On March 17, 2020, my classmates and I at the Georgetown University School of Medicine (GUSOM) were in our homes watching an online lecture while eagerly awaiting an email from our deans determining if our clinical rotations would be delayed due to COVID-19.
The start of clinical training was a moment all of us had looked forward to for months; naturally, it was a tension-filled day. I was sitting in my living room with an open laptop and a head full of questions. Like so many around the globe, I wondered: How much worse was this really going to get? What would happen if I got ill with the virus -- living alone, thousands of miles away from my husband and family? What if the reverse happened? As a student, I wondered how the pandemic would affect my ability to learn clinical medicine, the formative next step in my medical education.
The news, when it came, was not surprising, yet still unsettling: Rotations were (at that time) delayed. The same afternoon, I received a text message from my mentor and friend, Dr. Debjeet Sarkar, an emergency physician in Maryland, who said his team was seeing rising numbers of patients sick with cough, fever, and trouble breathing — all presumed COVID-19 - and thus were burning through personal protective equipment (PPE). His message was succinct: Find a way to increase PPE supplies now.
Dr. Sarkar asked me to mobilize GUSOM medical students to collect PPE from the community (dentists, research labs, pharmaceutical companies, etc.) and get it to hospitals in need. I saw the potential clearly. While medical students would be sidelined from working in the hospitals, we still had invaluable skills to organize, mobilize and problem-solve in the pandemic.
This urgent request shook me out of my state of disbelief. I went from simply reacting to the gravity of the situation to feeling confident we could actually help mitigate this critical problem jeopardizing healthcare workers and the public. I posted on our class Slack channel a request for help. Four fellow third-year students stepped up and we held a teleconference meeting that night. Before we knew it, we were off and running, with more students quickly joining in to help.
We called our project Med Supply Drive (MSD). Quickly the team split up to accomplish different tasks: social media setup, website design, fundraising, emails and texts, and setting up databases to match donated PPE supplies with demand. Within only 2 weeks, we had built a team of 341 volunteers from 37 states, 41 universities, and 66 medical schools.

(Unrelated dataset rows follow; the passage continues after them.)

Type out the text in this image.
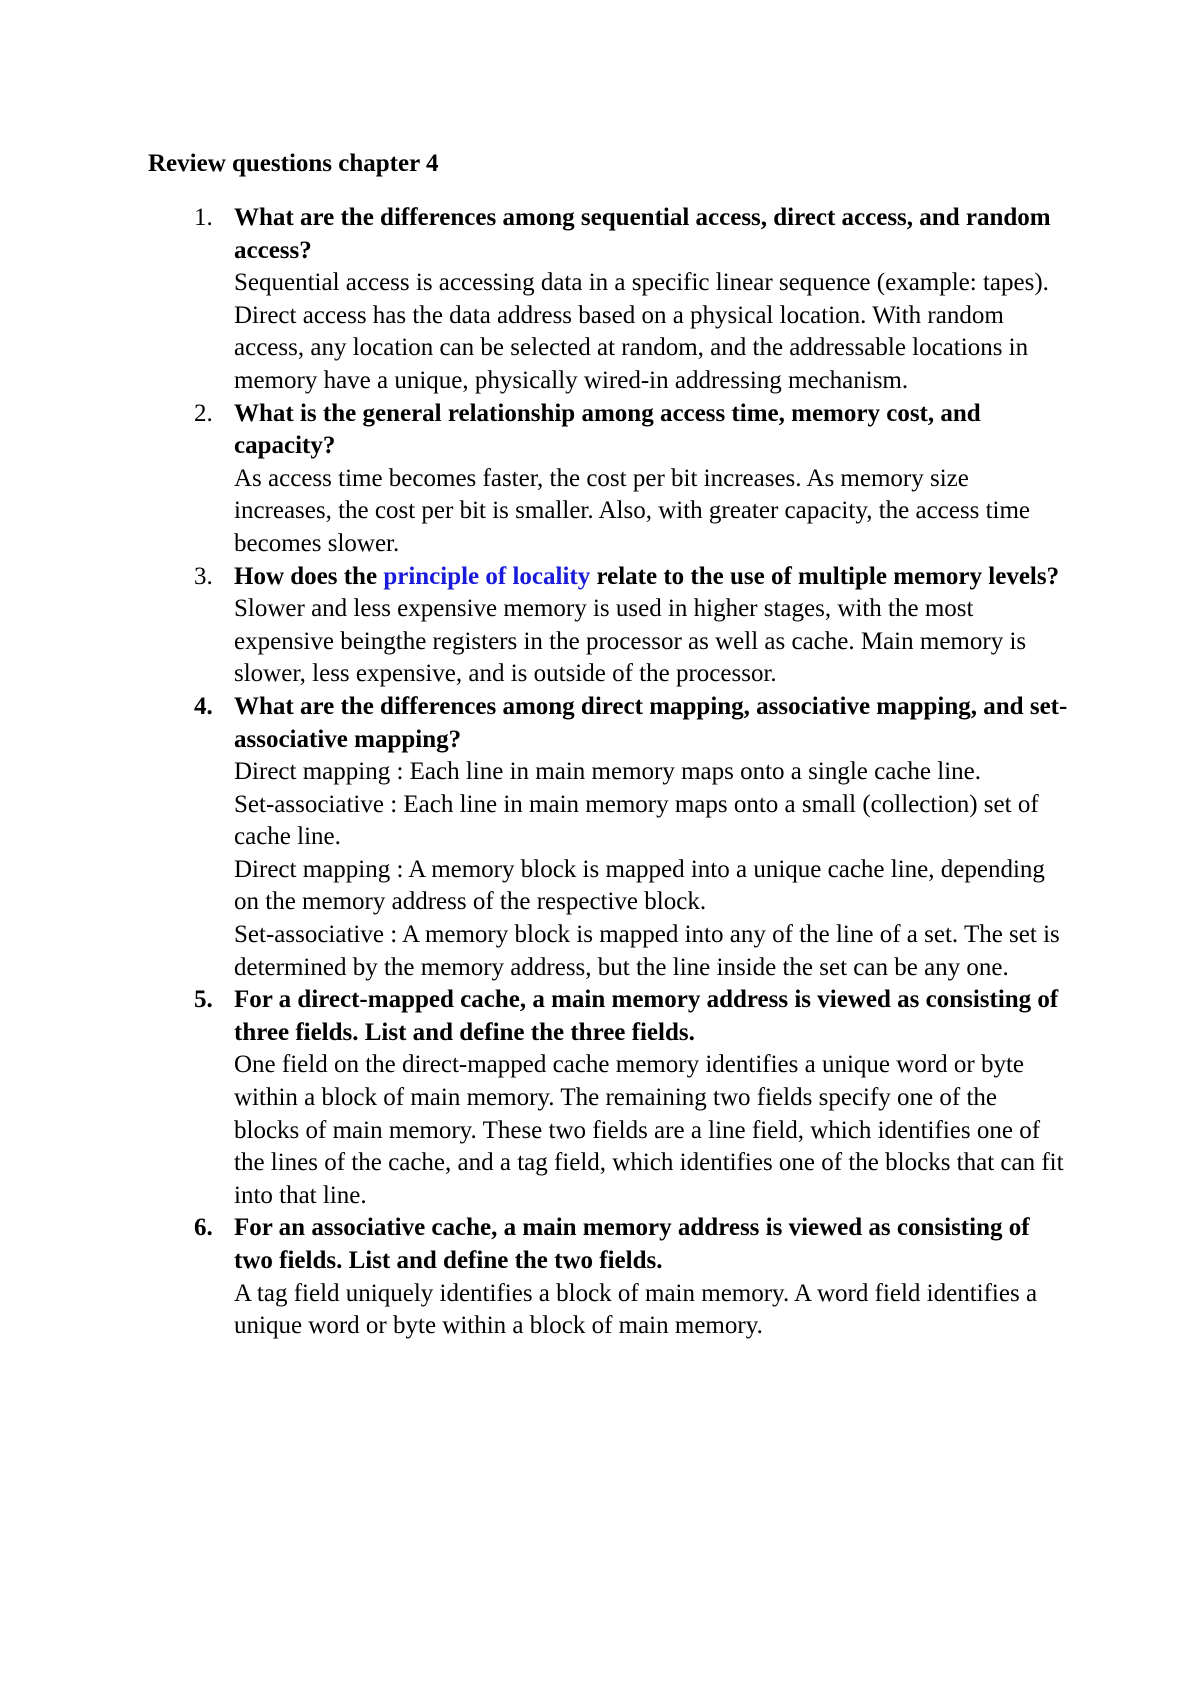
Review questions chapter 4
1. What are the differences among sequential access, direct access, and random access?
Sequential access is accessing data in a specific linear sequence (example: tapes). Direct access has the data address based on a physical location. With random access, any location can be selected at random, and the addressable locations in memory have a unique, physically wired-in addressing mechanism.
2. What is the general relationship among access time, memory cost, and capacity?
As access time becomes faster, the cost per bit increases. As memory size increases, the cost per bit is smaller. Also, with greater capacity, the access time becomes slower.
3. How does the principle of locality relate to the use of multiple memory levels?
Slower and less expensive memory is used in higher stages, with the most expensive beingthe registers in the processor as well as cache. Main memory is slower, less expensive, and is outside of the processor.
4. What are the differences among direct mapping, associative mapping, and set-associative mapping?
Direct mapping : Each line in main memory maps onto a single cache line.
Set-associative : Each line in main memory maps onto a small (collection) set of cache line.
Direct mapping : A memory block is mapped into a unique cache line, depending on the memory address of the respective block.
Set-associative : A memory block is mapped into any of the line of a set. The set is determined by the memory address, but the line inside the set can be any one.
5. For a direct-mapped cache, a main memory address is viewed as consisting of three fields. List and define the three fields.
One field on the direct-mapped cache memory identifies a unique word or byte within a block of main memory. The remaining two fields specify one of the blocks of main memory. These two fields are a line field, which identifies one of the lines of the cache, and a tag field, which identifies one of the blocks that can fit into that line.
6. For an associative cache, a main memory address is viewed as consisting of two fields. List and define the two fields.
A tag field uniquely identifies a block of main memory. A word field identifies a unique word or byte within a block of main memory.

In the first weeks it was a challenge to balance our educational responsibilities with the breakneck speed of MSD’s growth. But we understood that with any new venture, there is a steep learning curve. For example, our website got flooded with PPE requests that exceeded the donated supply. Our team did their best to match, by location and available local volunteers, where we could drop off supplies quickly because time was critical and shipping was often delayed. To do this efficiently, we set up team leaders in key medical schools that helped ensure smooth delivery of PPE.

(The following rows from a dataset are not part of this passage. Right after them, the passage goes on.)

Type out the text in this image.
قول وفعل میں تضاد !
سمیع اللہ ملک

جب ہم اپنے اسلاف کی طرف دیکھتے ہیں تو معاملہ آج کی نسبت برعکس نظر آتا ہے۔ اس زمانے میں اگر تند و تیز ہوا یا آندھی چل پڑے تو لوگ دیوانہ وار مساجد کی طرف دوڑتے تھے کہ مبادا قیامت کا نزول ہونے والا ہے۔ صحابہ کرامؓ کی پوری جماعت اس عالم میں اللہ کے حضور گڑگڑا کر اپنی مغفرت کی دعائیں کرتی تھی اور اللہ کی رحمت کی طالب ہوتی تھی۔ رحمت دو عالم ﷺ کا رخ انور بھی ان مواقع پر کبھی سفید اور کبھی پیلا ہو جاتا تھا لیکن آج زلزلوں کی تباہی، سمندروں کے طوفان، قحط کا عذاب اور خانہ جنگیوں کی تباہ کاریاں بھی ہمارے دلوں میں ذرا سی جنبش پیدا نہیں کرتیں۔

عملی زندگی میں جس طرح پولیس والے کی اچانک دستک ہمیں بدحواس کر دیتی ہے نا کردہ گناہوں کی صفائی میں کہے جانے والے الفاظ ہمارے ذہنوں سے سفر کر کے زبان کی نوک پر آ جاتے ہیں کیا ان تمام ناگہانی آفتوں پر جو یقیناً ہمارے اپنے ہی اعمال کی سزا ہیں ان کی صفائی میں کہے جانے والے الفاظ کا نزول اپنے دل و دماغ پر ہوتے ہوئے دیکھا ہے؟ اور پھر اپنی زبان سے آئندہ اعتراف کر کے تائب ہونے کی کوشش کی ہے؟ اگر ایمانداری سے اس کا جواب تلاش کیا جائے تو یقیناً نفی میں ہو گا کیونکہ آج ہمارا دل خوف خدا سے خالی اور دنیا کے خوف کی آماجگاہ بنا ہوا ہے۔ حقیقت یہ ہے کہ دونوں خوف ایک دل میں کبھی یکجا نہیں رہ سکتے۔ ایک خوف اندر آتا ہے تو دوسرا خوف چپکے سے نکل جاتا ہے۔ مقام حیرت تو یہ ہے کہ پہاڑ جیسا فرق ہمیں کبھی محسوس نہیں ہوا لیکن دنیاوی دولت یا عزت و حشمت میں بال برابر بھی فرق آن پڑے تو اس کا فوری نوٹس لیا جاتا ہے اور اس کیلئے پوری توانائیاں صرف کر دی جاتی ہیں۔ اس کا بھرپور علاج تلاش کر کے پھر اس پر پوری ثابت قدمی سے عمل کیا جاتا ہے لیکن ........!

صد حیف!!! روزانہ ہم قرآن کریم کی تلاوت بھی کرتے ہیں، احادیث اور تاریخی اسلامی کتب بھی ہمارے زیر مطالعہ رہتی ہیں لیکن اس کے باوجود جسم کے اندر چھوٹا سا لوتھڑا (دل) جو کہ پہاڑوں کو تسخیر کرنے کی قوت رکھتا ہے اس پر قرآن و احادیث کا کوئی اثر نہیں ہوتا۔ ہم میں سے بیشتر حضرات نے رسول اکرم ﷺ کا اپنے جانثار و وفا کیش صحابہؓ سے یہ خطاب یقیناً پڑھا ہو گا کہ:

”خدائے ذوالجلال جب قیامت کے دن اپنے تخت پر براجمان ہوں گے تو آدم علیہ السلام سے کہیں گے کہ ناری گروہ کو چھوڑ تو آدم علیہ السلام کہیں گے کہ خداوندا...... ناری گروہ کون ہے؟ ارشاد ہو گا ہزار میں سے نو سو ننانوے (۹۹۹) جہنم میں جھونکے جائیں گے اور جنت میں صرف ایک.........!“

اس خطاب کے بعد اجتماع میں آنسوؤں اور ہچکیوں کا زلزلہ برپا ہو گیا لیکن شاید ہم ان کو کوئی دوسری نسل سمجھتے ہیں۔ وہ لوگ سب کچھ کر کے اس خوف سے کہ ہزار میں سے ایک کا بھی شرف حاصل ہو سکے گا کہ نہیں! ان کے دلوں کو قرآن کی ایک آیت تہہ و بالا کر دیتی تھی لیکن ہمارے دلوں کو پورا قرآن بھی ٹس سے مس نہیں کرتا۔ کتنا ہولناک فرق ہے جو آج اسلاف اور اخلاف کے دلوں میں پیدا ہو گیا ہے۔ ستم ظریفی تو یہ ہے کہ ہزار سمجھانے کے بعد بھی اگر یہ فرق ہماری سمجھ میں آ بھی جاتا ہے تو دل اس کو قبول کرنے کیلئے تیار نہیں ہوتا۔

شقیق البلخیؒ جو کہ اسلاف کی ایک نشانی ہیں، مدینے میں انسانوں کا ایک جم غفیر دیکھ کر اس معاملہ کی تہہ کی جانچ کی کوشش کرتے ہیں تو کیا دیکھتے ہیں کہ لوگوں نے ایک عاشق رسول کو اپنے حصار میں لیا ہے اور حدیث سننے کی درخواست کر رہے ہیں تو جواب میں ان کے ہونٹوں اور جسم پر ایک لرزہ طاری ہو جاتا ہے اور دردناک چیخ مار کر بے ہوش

We recognized our plan was a stop-gap solution since we could not manufacture PPE. As the weeks went on, it became harder to find supplies and with any money we raised, tracking down sources of PPE was not straightforward. Some sources were selling counterfeit products, while others offered legitimate items that got monopolized by larger groups with more capital.
Even with these barriers, in just 10 days, the team re-distributed:
• 4,700 surgical masks
• 959 N95 masks
• 200 shoe covers
• 24,100 pairs of gloves
• 501 gowns
• 950 hair covers
That total would only grow in the weeks ahead.
Another aspect of the project that proved to be critical was the role social media played in getting our message and plan out to others. We were featured in "Oprah" magazine after one of our team members reached out to a friend who worked there. One of our original members appeared on NPR, another on Fox News, and our social media accounts generated enough buzz that similar organizations emerged, including one in the United Kingdom. The speed of our growth was directly related to the strength of our social media presence; using Instagram, Twitter, Facebook, and our website, we were able to share evidence of our successes, interact and collaborate with other COVID-19 relief organizations, reach potential volunteers and donors, get on the media radar, and inspire others to get involved.
As the organization grew, what came into larger focus was the type of entity we had created: MSD had rapidly built an infrastructure and supply redistribution chain across the United States. This was done by directly engaging and connecting hundreds of smart, conscientious, skilled, and hardworking medical students - and quickly, undergraduate and graduate students and other engaged citizens - for a common purpose. Furthermore, creating and running MSD allowed us to acquire new skills: human resource management, fundraising, negotiating with sellers, partnering with other groups, building a non-profit organization, and becoming savvy with social media and TV appearances -- not typical skills associated with medical students.
At GUSOM all first-years take the P3 (Patients, Population & Policy) longitudinal course. We learn about the social determinants of health that create disparities by race, gender, geography, and wealth (to name a few). Looking back, I can see that P3 laid important groundwork supporting our initiative in forming MSD. The concepts we learned to think critically about in the course contributed to our ability to see beyond our lectures and in real-time, create a novel solution to a key component of a public health crisis. While the pandemic has largely been characterized by conflict and loss, it seems that one silver lining will be the innovative and dynamic leaders that will emerge in medicine.